Find the equation of a tangent line to the curve y=e^(x^2) that also passes through the point (1,0).
Thanks in advance !
wow this was all so useless...
y=e^(x^2)
dy/dx = 2x(e^(x^2))
when x = 1, dy/dx = 2(e^1) = 2e
so you now have the slope, m = 2e and a point (1,1)
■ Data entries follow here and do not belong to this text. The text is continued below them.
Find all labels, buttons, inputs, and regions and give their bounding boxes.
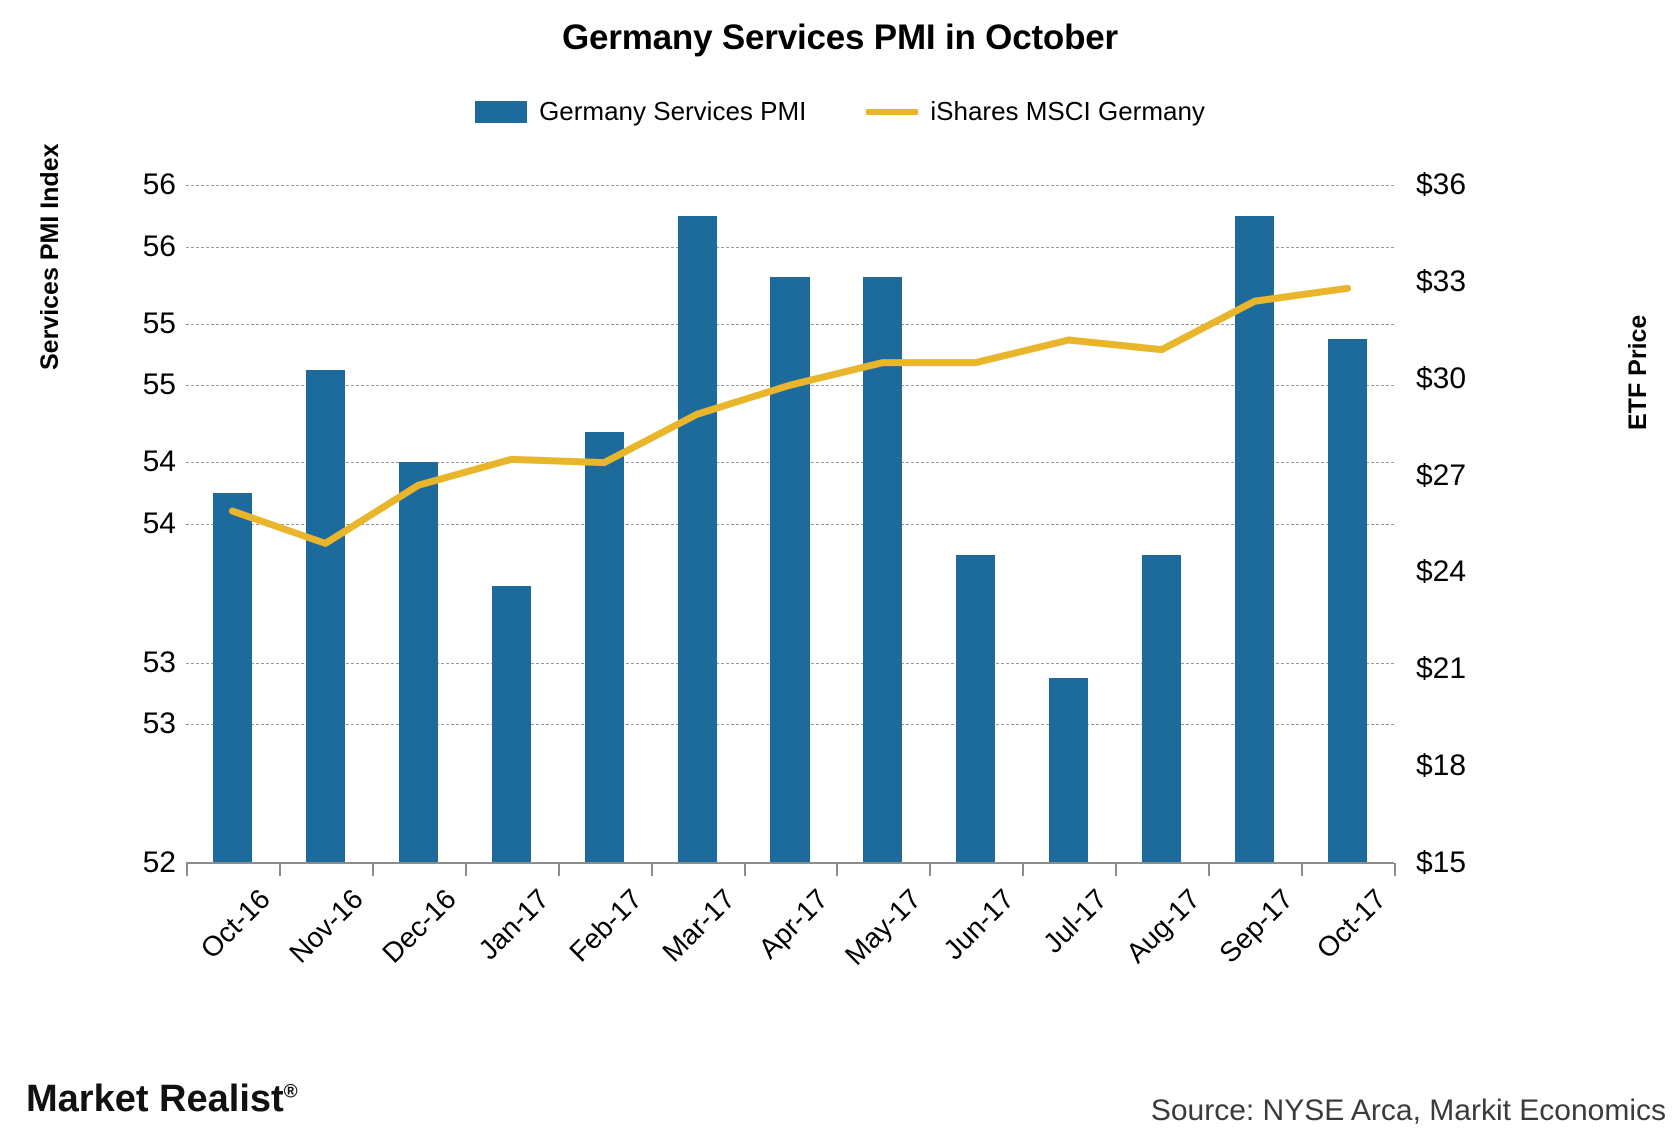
market-realist-logo: Market Realist® <box>26 1078 298 1121</box>
bar[interactable] <box>584 431 624 863</box>
x-axis-tick <box>836 863 839 876</box>
y-axis-left-tick-label: 54 <box>142 507 176 540</box>
y-axis-left-tick-label: 55 <box>142 306 176 340</box>
x-axis-tick <box>278 863 281 876</box>
bar[interactable] <box>770 277 810 863</box>
legend-line-swatch-icon <box>866 108 919 115</box>
chart-legend: Germany Services PMI iShares MSCI German… <box>0 96 1680 127</box>
x-axis-tick <box>1394 863 1396 876</box>
legend-label-germany-services-pmi: Germany Services PMI <box>539 96 807 126</box>
y-axis-title-right: ETF Price <box>1624 314 1652 430</box>
legend-item-germany-services-pmi[interactable]: Germany Services PMI <box>475 96 806 127</box>
x-axis-tick <box>1301 863 1304 876</box>
x-axis-tick <box>1208 863 1211 876</box>
x-axis-tick <box>743 863 746 876</box>
page-title: Germany Services PMI in October <box>562 18 1118 57</box>
bar[interactable] <box>1328 339 1368 863</box>
y-axis-right-tick-label: $27 <box>1416 458 1467 492</box>
bar[interactable] <box>863 277 903 863</box>
y-axis-right-tick-label: $15 <box>1416 846 1467 879</box>
bar[interactable] <box>1142 554 1182 863</box>
bar[interactable] <box>491 585 531 863</box>
gridline <box>186 246 1394 248</box>
legend-item-ishares-msci-germany[interactable]: iShares MSCI Germany <box>866 96 1205 127</box>
y-axis-right-tick-label: $21 <box>1416 652 1467 686</box>
source-attribution: Source: NYSE Arca, Markit Economics <box>1150 1094 1666 1127</box>
bar[interactable] <box>956 554 996 863</box>
y-axis-left-tick-label: 54 <box>142 445 176 479</box>
x-axis-tick <box>1022 863 1025 876</box>
x-axis-tick <box>1115 863 1118 876</box>
gridline <box>186 185 1394 186</box>
bar[interactable] <box>212 493 252 863</box>
y-axis-left-tick-label: 55 <box>142 368 176 402</box>
bar[interactable] <box>1235 215 1275 863</box>
y-axis-right-tick-label: $18 <box>1416 749 1467 783</box>
bar[interactable] <box>305 369 345 863</box>
registered-mark-icon: ® <box>283 1081 298 1103</box>
x-axis-line <box>186 862 1394 864</box>
x-axis-tick <box>650 863 653 876</box>
y-axis-right-tick-label: $33 <box>1416 264 1467 298</box>
legend-bar-swatch-icon <box>475 100 528 123</box>
plot-area <box>186 185 1396 876</box>
y-axis-right-tick-label: $24 <box>1416 555 1467 589</box>
y-axis-left-tick-label: 56 <box>142 168 176 201</box>
y-axis-left-tick-label: 52 <box>142 846 176 879</box>
line-series-ishares-msci-germany <box>228 284 1352 547</box>
logo-text: Market Realist <box>26 1078 284 1120</box>
y-axis-right-tick-label: $36 <box>1416 168 1467 201</box>
bar[interactable] <box>677 215 717 863</box>
x-axis-tick <box>371 863 374 876</box>
bar[interactable] <box>398 462 438 863</box>
bar[interactable] <box>1049 678 1089 863</box>
y-axis-left-tick-label: 53 <box>142 707 176 741</box>
legend-label-ishares-msci-germany: iShares MSCI Germany <box>930 96 1205 126</box>
plot-inner <box>186 185 1396 876</box>
x-axis-tick <box>557 863 560 876</box>
y-axis-right-tick-label: $30 <box>1416 361 1467 395</box>
x-axis-tick <box>464 863 467 876</box>
x-axis-tick <box>186 863 188 876</box>
line-path <box>228 284 1352 547</box>
x-axis-tick <box>929 863 932 876</box>
y-axis-left-tick-label: 56 <box>142 229 176 263</box>
y-axis-left-tick-label: 53 <box>142 645 176 679</box>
use your usual way to find the equation of the straight line.
Thanks !
y = m x + b
when y = 0, x=1
so b = -m
that m is the slope where they hit
slope of curve = dy/dx = 2x e^(x^2) = m = -b at crash
at that point
y = m x - m
and y = e^(x^2) = m x - m
and
m = 2 x e^(x^2)
so
e^(x^2) = 2 x^2 e^(x^2) - 2 x e^(x^2)
1 = 2 x^2 - 2 x
2 x^2 - 2 x - 1 =0
x = 1.366 for + root
m = 2 x e^(x^2) = 2.732 * 6.46 = 17.65
b = -17.65
They do not hit at (1,0)
or at (1,1)
as above, we want a line through (h,k) on the curve, and
2h^2-2h-1=0
h = (1+√3)/2
So now we have a slope m = e^h^2/(h-1) (x-1)
That gives us the line
y = e^((1+√3)/2)^2/( (1+√3)/2-1) (x-1)
See the graphs at
https://www.wolframalpha.com/input/?i=plot+y%3De%5E%28x%5E2%29%2C+y%3De%5E%28%281%2B%E2%88%9A3%29%2F2%29%5E2%2F%28+%281%2B%E2%88%9A3%29%2F2-1%29%28x-1%29
argggh
For these type of questions, I always told my students that the first thing they should do is test if the given point actually lies on the function.
I did not do that, and the point (1,0) was not on y = e^(x^2).
Looks like oobleck, our dependable tutor saw that.
My bad!
I'm a bit stuck on the same problem. I'm not sure how to solve it bc (1,0) isn't on the graph of y.
If the point (1,0) is not on the graph of y=e^(x^2), then there does not exist a tangent line passing through that point.
However, we can still find the closest point on the graph to the point (1,0), and then find the tangent line at that point.
To do this, we need to minimize the distance between the point (1,0) and a point on the curve y=e^(x^2).
The distance formula between two points (x1,y1) and (x2,y2) is given by:
d = sqrt((x2-x1)^2 + (y2-y1)^2)
So, we want to minimize:
d = sqrt((x-e)^2 + (e^(x^2))^2)
where (e,1) is a point on the tangent line to the graph y=e^(x^2) at the point (x,e^(x^2)).
To do this, we take the derivative of d with respect to x and set it equal to 0:
d' = (x-e) / sqrt((x-e)^2 + (e^(x^2))^2) + 2x e^(x^2) = 0
Solving for x will give us the x-coordinate of the closest point on the graph to (1,0). We can then find the y-coordinate and the slope of the tangent line at that point.